Slapen als je thuiskomt

Twee ochtenddiensten bij het ANP achter elkaar. Dat wreekt zich aan het einde van de tweede shift. Vanmiddag stond ik met Rob Hessing in de lift naar beneden, nadat onze klus erop zat. "Ga jij slapen als je thuiskomt?" vroeg hij. Ik zei van niet en vertelde dat er nog wat werk te wachten lag. Rob ging wél even een dutje doen. Verstandig. Kan niet anders zeggen.

Zojuist kwam ik binnen op de Veerhaven. "Wat zie jij er redelijk slecht uit zeg," zei Vincent.

2.10.05

'Wat duurt dat lang zeg!'

Of ik een filmpje wilde maken. Van Miriam. Ze kan vrijdag niet bij de kennismaking met een mogelijk nieuwe klant zijn en was er door één van haar collega's fijntjes aan herinnerd dat manlief nog wel eens iets met bewegend beeld doet. En dat klopt. Goed idee, vond ik bovendien. Krijgt de nieuwe klant alsnog een indruk.

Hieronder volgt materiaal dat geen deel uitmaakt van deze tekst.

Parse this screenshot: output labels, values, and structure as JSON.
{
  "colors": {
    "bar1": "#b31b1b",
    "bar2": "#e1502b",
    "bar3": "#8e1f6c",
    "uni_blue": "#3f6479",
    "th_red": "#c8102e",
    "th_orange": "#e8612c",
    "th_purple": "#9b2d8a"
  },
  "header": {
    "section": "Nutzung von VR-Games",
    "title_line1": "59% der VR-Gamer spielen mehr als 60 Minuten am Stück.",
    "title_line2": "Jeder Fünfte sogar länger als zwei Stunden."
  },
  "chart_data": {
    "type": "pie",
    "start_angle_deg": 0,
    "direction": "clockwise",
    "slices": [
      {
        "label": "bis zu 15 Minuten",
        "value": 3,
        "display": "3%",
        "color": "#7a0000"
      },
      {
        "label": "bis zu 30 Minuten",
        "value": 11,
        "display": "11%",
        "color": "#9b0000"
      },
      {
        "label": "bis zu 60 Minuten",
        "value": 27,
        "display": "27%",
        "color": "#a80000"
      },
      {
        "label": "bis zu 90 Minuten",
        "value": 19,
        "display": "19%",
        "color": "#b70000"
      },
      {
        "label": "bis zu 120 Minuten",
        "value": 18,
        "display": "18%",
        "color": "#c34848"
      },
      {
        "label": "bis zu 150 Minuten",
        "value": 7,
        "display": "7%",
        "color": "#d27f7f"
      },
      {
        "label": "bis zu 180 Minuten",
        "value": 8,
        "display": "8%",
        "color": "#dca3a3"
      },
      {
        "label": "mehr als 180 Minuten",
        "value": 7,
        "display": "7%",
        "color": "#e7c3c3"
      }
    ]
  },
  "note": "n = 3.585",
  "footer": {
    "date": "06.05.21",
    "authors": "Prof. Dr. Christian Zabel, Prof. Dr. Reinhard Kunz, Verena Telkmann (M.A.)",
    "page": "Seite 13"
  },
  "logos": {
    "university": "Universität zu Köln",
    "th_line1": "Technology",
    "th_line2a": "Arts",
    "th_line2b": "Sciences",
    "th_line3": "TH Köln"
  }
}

"Ik schrijf wel even een scriptje," zei ik vrijdagavond, terwijl Miriam zelf op het punt stond in te dommelen op de bank. "Ik denk dat we even naar de brug over het Hollandsch Diep moeten. Doen we daar een stand-upper over je tijd bij de HSL," mijmerde ik. "Ik dacht al dat jij het helemaal zou zien zitten," mompelde ze.

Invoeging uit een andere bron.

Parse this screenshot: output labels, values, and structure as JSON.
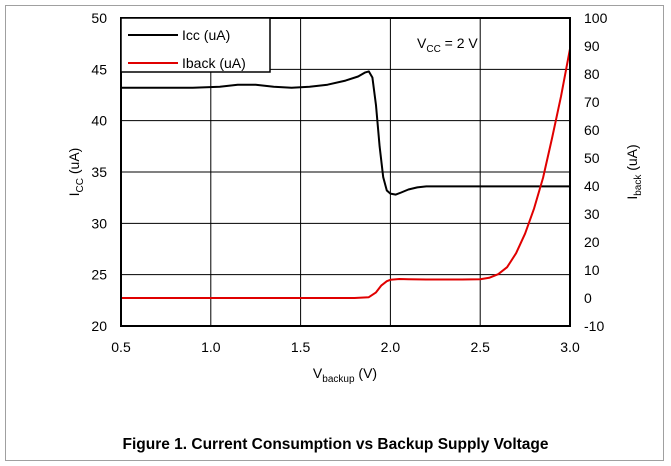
{
  "caption": "Figure 1. Current Consumption vs Backup Supply Voltage",
  "colors": {
    "icc": "#000000",
    "iback": "#e00000",
    "grid": "#000000"
  },
  "chart_data": {
    "type": "line",
    "title": "",
    "annotation": {
      "main": "V",
      "sub": "CC",
      "tail": " = 2 V"
    },
    "xlabel": {
      "main": "V",
      "sub": "backup",
      "tail": " (V)"
    },
    "ylabel_left": {
      "main": "I",
      "sub": "CC",
      "tail": " (uA)"
    },
    "ylabel_right": {
      "main": "I",
      "sub": "back",
      "tail": " (uA)"
    },
    "xlim": [
      0.5,
      3.0
    ],
    "ylim_left": [
      20,
      50
    ],
    "ylim_right": [
      -10,
      100
    ],
    "x_ticks": [
      "0.5",
      "1.0",
      "1.5",
      "2.0",
      "2.5",
      "3.0"
    ],
    "y_left_ticks": [
      "50",
      "45",
      "40",
      "35",
      "30",
      "25",
      "20"
    ],
    "y_right_ticks": [
      "100",
      "90",
      "80",
      "70",
      "60",
      "50",
      "40",
      "30",
      "20",
      "10",
      "0",
      "-10"
    ],
    "grid": true,
    "legend": {
      "placement": "top-left",
      "entries": [
        "Icc (uA)",
        "Iback (uA)"
      ]
    },
    "series": [
      {
        "name": "Icc (uA)",
        "axis": "left",
        "x": [
          0.5,
          0.7,
          0.9,
          1.05,
          1.15,
          1.25,
          1.35,
          1.45,
          1.55,
          1.65,
          1.75,
          1.82,
          1.86,
          1.88,
          1.9,
          1.92,
          1.94,
          1.96,
          1.98,
          2.0,
          2.03,
          2.06,
          2.1,
          2.15,
          2.2,
          2.3,
          2.5,
          2.7,
          3.0
        ],
        "values": [
          43.2,
          43.2,
          43.2,
          43.3,
          43.5,
          43.5,
          43.3,
          43.2,
          43.3,
          43.5,
          43.9,
          44.3,
          44.7,
          44.8,
          44.2,
          41.5,
          37.5,
          34.5,
          33.2,
          32.9,
          32.8,
          33.0,
          33.3,
          33.5,
          33.6,
          33.6,
          33.6,
          33.6,
          33.6
        ]
      },
      {
        "name": "Iback (uA)",
        "axis": "right",
        "x": [
          0.5,
          1.0,
          1.5,
          1.8,
          1.88,
          1.92,
          1.95,
          1.98,
          2.0,
          2.05,
          2.1,
          2.2,
          2.3,
          2.4,
          2.5,
          2.55,
          2.6,
          2.65,
          2.7,
          2.75,
          2.8,
          2.85,
          2.9,
          2.95,
          3.0
        ],
        "values": [
          0.0,
          0.0,
          0.0,
          0.0,
          0.3,
          2.0,
          4.5,
          6.0,
          6.5,
          6.8,
          6.7,
          6.6,
          6.6,
          6.6,
          6.7,
          7.2,
          8.5,
          11.0,
          16.0,
          23.0,
          32.0,
          43.0,
          57.0,
          72.0,
          89.0
        ]
      }
    ]
  }
}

Gistermiddag reden we eerst naar de bewuste brug en daarna naar het rangeerterrein Kijfhoek bij Zwijndrecht voor een paar woorden over de Betuweroute, waar ze eveneens eerder werkte. Na een uur of drie keihard werken, hadden we ongeveer vijftien seconden bruikbaar materiaal op de band staan. Ik was behoorlijk tevreden.

Miriam zuchtte. "Pft, wat duurt dat lang zeg, televisie!"